Good apologies are becoming rarer as disingenuous sorrys become the norm of internet discourse, like a kind of form to fill out after breaking unwritten rules. To avoid falling into this trap in your private or public life, read Sorry, Sorry, Sorry. The writing style is distinctive, if sometimes taxing, with parenthetical statements making up entire paragraphs and more references than your average “Family Guy” episode. That said, Sorry, Sorry, Sorry remains a very well-researched, insightful and useful book.

After a decade of analyzing the internet’s worst apologies, Marjorie Ingall and Susan McCarthy have written the definitive book on how to apologize.

When was the last time you truly had fun? If you’re like most adults, it’s probably been longer than you care to admit. In the lighthearted and entertaining The Fun Habit: How the Pursuit of Joy and Wonder Can Change Your Life, psychologist Mike Rucker suggests that fun is as important to human welfare as relationships and exercise—and therefore that we should all take fun a little more seriously.

Rucker argues that we are not experiencing nearly enough fun in our lives due to modern hindrances such as social media addiction, overwork and negative societal views about leisure (always be hustling). According to Rucker, the importance of fun cannot be overstated because it is not only good for us but also one of the most fundamental ways we interact with the world. However, as we age, we forget to make time for playtime, and this is having a detrimental effect on our collective well-being, resulting in widespread worker burnout.

Fun, to be clear, can be anything from dancing to helping others to learning a new language to rock climbing: essentially, any activity that sustains engagement and leaves you feeling like you’ve experienced something positive. But this isn’t a book that promotes “toxic positivity”—the sort of relentless positivity that drives people to ignore the actual problems in their lives. Rucker’s main concern is teaching us to examine how we spend our time so we can be more deliberate in our choices instead of living on autopilot.
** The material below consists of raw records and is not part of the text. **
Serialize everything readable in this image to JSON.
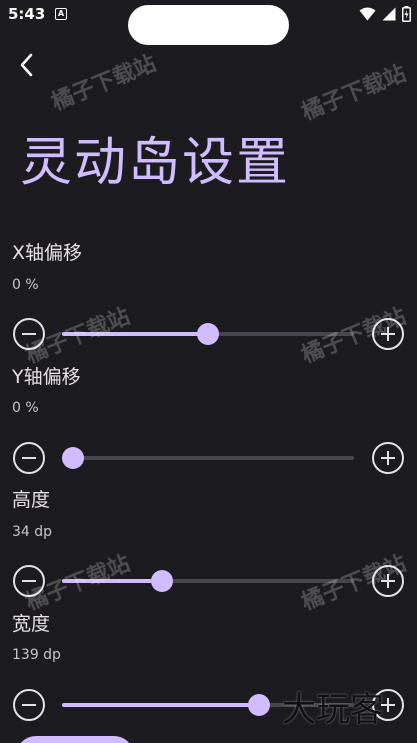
{
  "status_bar": {
    "time": "5:43",
    "notification_glyph": "A",
    "icons": [
      "wifi-icon",
      "signal-icon",
      "battery-charging-icon"
    ]
  },
  "header": {
    "back_icon": "chevron-left-icon",
    "title": "灵动岛设置"
  },
  "settings": [
    {
      "id": "x-offset",
      "label": "X轴偏移",
      "value": "0 %",
      "level": 0.5
    },
    {
      "id": "y-offset",
      "label": "Y轴偏移",
      "value": "0 %",
      "level": 0.0
    },
    {
      "id": "height",
      "label": "高度",
      "value": "34 dp",
      "level": 0.33
    },
    {
      "id": "width",
      "label": "宽度",
      "value": "139 dp",
      "level": 0.69
    }
  ],
  "stepper": {
    "decrease_icon": "minus-circle-icon",
    "increase_icon": "plus-circle-icon"
  },
  "watermark": "橘子下载站",
  "corner_logo": "大玩客",
  "colors": {
    "background": "#1c1b1f",
    "accent": "#d0bcff",
    "track": "#49454f",
    "text": "#e6e1e5"
  }
}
Rucker provides a scientific approach to incorporating more fun, satisfaction and spontaneity into daily life, including practical ideas and strategies. For example, he suggests that people schedule fun into their day ahead of time, and that they take photos while they’re having fun so they can be reminded often of a fun moment. Rucker also recommends that, when possible, people prioritize their time over money. After all, time is a resource you can’t get back.

With expertise and a personal, intimate understanding of the subject matter, Rucker backs up his suggestions with scientific research regarding happiness, fun and, most interestingly, how our brains interpret stimuli. This well-researched and impressive guide to finding more meaning in your day-to-day life will offer readers endless rewards.

Psychologist Mike Rucker suggests that fun is as important to human welfare as relationships and exercise—and therefore that we should all take fun more seriously.